Spray-painted on a building in Lugansk, in the Donbass, is a ribbon in the yellow color of Ukraine: simple graffiti, but a real sign of defiance to the Russian forces which control the city. In Yalta, Crimea, the same symbol appears here and there, on the trees, railings and low walls of the seaside resort located on the shores of the Black Sea. In these two cities, nearly 1,000 kilometers apart, members of the Ukrainian resistance movement Yellow Ribbon, founded two months after the start of the Russian invasion, launched new actions on the night of June 10. Present in the territories occupied by the Russians since 2022, as in 2014, the organization has a clear objective: to fight, in a non-violent way, against the occupiers.
In the galaxy of resistance movements born after the February 24 invasion of Ukraine, others have chosen arms. On June 11, partisans demanded the elimination of a group of Russian soldiers who occupied a house in the village of Chkalove, not far from Melitopol, in the south of the country. “The enemy cannot feel safe in the temporarily occupied territories of the Zaporizhia region. It does not matter whether he is at the front or in the rear”, proclaims the National Resistance Center (NRC), which depends on the Ukrainian army, and took over the operation. On the same day, a railway bridge was reportedly targeted further north in the village of Yakymivka, while a bomb blew up a railway track in Crimea. “The action of the partisans is essential, emphasizes General Nicolas Richoux, former commander of the 7th Armored Brigade. By being active in the rear, they can destroy enemy lines of communication and disrupt its logistics.” A precious asset, at a time when kyiv has launched its counter-offensive, to reconquer its lost territories.

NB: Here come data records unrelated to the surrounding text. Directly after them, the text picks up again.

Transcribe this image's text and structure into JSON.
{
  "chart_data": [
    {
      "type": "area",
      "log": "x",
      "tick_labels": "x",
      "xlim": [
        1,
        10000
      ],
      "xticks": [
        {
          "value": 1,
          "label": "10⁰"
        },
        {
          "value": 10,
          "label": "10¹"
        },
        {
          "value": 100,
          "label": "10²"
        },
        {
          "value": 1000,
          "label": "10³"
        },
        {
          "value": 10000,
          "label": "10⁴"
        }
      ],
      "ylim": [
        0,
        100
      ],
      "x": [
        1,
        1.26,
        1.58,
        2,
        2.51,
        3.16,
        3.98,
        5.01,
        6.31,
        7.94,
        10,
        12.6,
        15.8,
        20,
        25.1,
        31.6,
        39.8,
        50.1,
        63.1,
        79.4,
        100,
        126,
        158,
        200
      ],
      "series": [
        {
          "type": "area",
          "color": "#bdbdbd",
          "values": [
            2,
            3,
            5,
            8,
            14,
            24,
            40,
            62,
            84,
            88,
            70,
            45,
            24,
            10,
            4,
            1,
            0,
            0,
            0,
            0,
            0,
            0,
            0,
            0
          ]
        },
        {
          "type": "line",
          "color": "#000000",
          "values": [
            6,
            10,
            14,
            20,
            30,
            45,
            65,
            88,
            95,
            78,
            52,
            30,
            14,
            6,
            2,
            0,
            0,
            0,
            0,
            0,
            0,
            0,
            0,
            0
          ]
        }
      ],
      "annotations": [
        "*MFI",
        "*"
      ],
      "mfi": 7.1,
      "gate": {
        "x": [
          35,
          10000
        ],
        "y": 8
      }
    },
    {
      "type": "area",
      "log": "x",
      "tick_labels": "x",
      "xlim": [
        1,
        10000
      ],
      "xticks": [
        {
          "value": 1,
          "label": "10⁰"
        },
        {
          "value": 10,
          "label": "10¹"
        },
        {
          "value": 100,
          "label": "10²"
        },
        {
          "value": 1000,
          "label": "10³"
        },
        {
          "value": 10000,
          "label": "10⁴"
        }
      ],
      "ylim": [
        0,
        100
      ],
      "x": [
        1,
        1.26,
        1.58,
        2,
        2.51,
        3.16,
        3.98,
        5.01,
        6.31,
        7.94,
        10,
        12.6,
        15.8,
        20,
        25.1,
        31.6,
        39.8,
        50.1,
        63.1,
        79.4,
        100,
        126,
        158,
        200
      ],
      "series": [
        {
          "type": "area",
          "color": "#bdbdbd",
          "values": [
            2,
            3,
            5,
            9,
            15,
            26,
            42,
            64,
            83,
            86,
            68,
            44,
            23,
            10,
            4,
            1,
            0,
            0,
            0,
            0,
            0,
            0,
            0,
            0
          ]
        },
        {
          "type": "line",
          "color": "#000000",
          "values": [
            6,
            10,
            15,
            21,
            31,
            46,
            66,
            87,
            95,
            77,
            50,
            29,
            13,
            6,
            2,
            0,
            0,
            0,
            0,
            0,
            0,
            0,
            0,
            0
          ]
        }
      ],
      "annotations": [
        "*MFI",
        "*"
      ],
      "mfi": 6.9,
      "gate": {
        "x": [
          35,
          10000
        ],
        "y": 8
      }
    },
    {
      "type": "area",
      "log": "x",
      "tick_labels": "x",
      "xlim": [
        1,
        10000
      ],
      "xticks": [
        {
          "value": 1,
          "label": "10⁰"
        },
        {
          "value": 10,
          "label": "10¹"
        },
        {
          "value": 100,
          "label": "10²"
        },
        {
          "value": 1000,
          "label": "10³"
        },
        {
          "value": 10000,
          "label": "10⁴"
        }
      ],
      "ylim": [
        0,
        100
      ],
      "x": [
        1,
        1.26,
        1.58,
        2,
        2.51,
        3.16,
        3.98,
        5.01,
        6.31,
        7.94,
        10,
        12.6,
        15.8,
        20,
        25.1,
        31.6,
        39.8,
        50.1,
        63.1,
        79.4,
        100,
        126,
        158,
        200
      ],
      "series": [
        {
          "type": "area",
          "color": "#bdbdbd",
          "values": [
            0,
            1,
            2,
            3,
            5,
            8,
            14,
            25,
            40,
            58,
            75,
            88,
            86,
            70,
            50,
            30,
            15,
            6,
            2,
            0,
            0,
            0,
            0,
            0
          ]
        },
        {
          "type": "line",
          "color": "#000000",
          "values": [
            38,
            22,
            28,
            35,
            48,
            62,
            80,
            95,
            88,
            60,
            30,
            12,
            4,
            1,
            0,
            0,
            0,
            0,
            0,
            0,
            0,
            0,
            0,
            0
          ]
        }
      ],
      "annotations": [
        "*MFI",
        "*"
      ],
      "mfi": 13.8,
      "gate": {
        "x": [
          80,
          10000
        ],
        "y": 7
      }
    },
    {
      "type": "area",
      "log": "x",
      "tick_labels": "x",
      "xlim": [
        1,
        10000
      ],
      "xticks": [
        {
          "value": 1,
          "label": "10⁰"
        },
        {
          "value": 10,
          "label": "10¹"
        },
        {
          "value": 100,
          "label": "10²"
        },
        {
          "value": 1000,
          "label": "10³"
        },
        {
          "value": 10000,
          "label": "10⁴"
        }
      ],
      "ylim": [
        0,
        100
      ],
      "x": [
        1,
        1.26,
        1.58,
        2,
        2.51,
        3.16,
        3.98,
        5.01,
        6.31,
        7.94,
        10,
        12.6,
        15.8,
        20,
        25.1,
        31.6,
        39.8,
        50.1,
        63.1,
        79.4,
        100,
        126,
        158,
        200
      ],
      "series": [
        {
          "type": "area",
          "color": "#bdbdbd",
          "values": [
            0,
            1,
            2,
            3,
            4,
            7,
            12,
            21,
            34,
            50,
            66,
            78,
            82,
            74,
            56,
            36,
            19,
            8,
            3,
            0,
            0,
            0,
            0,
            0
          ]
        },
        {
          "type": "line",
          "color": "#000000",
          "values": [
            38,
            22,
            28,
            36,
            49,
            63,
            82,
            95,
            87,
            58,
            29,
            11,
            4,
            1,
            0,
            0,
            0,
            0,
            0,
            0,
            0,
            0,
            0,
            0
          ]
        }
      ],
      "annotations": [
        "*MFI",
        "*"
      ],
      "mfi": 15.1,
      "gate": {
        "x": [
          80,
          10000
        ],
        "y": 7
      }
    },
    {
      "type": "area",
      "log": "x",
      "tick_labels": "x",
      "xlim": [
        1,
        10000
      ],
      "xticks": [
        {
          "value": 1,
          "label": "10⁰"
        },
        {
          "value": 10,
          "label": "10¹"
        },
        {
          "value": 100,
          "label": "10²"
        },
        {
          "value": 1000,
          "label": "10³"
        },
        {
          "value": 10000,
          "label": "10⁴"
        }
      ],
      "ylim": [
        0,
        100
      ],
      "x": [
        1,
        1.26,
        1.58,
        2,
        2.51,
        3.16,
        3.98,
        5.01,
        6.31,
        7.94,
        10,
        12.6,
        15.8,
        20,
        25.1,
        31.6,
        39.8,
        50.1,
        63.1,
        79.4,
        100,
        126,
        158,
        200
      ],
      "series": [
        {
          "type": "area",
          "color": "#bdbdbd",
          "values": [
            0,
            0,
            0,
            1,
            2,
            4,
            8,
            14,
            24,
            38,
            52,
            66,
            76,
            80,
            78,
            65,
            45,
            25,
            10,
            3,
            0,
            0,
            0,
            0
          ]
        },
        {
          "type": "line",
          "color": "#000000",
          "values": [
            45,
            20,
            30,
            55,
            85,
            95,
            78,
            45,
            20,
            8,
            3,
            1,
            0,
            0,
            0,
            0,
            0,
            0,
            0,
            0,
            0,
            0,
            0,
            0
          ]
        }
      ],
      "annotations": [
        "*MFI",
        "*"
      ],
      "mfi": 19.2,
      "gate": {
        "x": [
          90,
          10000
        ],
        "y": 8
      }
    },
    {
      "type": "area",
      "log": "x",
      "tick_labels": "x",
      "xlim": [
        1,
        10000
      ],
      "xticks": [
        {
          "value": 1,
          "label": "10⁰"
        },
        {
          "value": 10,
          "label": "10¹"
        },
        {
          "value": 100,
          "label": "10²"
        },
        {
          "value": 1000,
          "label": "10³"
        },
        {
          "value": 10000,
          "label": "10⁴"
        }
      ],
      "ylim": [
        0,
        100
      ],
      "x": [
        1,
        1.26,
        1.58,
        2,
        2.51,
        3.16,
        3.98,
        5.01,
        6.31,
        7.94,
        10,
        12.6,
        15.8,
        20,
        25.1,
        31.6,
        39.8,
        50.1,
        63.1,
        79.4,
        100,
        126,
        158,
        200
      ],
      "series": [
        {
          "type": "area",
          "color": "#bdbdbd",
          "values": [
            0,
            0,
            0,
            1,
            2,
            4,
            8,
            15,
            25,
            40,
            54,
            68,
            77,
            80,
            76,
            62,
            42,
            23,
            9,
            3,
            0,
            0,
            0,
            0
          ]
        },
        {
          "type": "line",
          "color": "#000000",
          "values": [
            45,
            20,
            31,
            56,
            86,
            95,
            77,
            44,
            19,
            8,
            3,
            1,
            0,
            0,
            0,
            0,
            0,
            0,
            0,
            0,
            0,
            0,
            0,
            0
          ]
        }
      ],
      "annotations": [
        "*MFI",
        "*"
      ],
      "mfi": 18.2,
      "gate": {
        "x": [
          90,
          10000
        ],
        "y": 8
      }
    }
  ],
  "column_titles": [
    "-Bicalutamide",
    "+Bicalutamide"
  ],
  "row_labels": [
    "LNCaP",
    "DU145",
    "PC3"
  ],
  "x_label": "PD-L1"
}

“Yesterday betrayal, today panic”
The first actions began less than a week after the start of the invasion. Considered a “traitor”, the pro-Russian mayor of the city of Kreminna, Volodymyr Struk, was found dead on March 2, 2022, of a bullet to the heart, after being kidnapped the day before by men in fatigues. Since then, in the occupied territories, a long list of local officials have followed him to the grave. Thus the Russian director in charge of youth in the city of Kherson, Dmitro Savluchenko, killed in his car on June 24, 2022; the deputy head of the occupation administration of Nova Kakhovka, Vitaly Gura, shot on August 6, 2022 in the street; or more recently the Melitopol police chief, Oleksandr Mishchenko, who died in an explosion at the entrance to his home. “The path of each collaborator is predictable: yesterday betrayal, today panic, tomorrow massacre”, reacted on Telegram the mayor in exile of Melitopol, Ivan Fedorov, following the homicide.
“We only know a part of what is happening, insofar as it is generally about actions that are not very attributable and not very attributed, notes Mathieu Boulègue, Chatham House associate researcher. sabotages and targeted assassinations, the partisans are also active in intelligence, and carry out reconnaissance operations in order to recover information where the Ukrainian army is not able to go. On June 13, the NRC called on all residents of the occupied territories “to help the partisans and join the resistance”. “Thanks to the activities of the Ukrainian maquis, which transmits information about the enemy, the defense forces manage to eliminate the invaders. Therefore, your activity and the activity of those who heroically resist the enemy occupation bring us closer to the victory”, writes the organization on its site, which also offers practical instructions for “fighting the enemy effectively” and “in safety”.
Dilution of Russian forces
Among the most active groups is the Atesh movement (fire, in Ukrainian), whose members claimed responsibility for the car bomb attack in early May that seriously injured Zakhar Prilepin, a prominent pro-Kremlin propagandist, in a village in the region. of Nizhny Novgorod in Russia. Among other feats of arms, this group founded in September 2022 by Crimean Tatars, Ukrainians and Russians, claimed the elimination of a Russian unit on patrol in the Kherson region last April, or that of two Russian officers in Crimea, late January. “Maintaining a fight of insecurity in the occupied territories forces the Russians to dilute their forces by leaving more men behind to ensure security, points out General Richoux. This can quickly represent thousands of men and that is a real handicap, which the Germans knew well during the Second World War.
If at the beginning of May, the Russian Federal Security Service (FSB) – which was able to perfect its brutal methods of counter-insurgency in the 1990s in Chechnya – announced the arrest in Crimea of seven individuals armed with “explosive devices”, Moscow was nevertheless obliged, according to the Ukrainian authorities, to reinforce its occupation police later in the month with forces from the Rosgvardia, the Russian national guard.
To improve the tracking of partisans, the occupation authorities are said to have also introduced a system of “passes” in the Zaporijia region, in addition to increasing the number of cameras at the beginning of June responsible for monitoring towns and cities. Strategic axes. “The multiplication of attacks also aims to create a feeling of fear among the Russian occupying forces, points out General Dominique Trinquand, former head of the French mission to the UN. The objective is to increase the cost of holding these territories.” A point on which the NRC could not be clearer on its site, summarizing its motto in these terms: “Together, we will transform the lives of the occupants into hell.”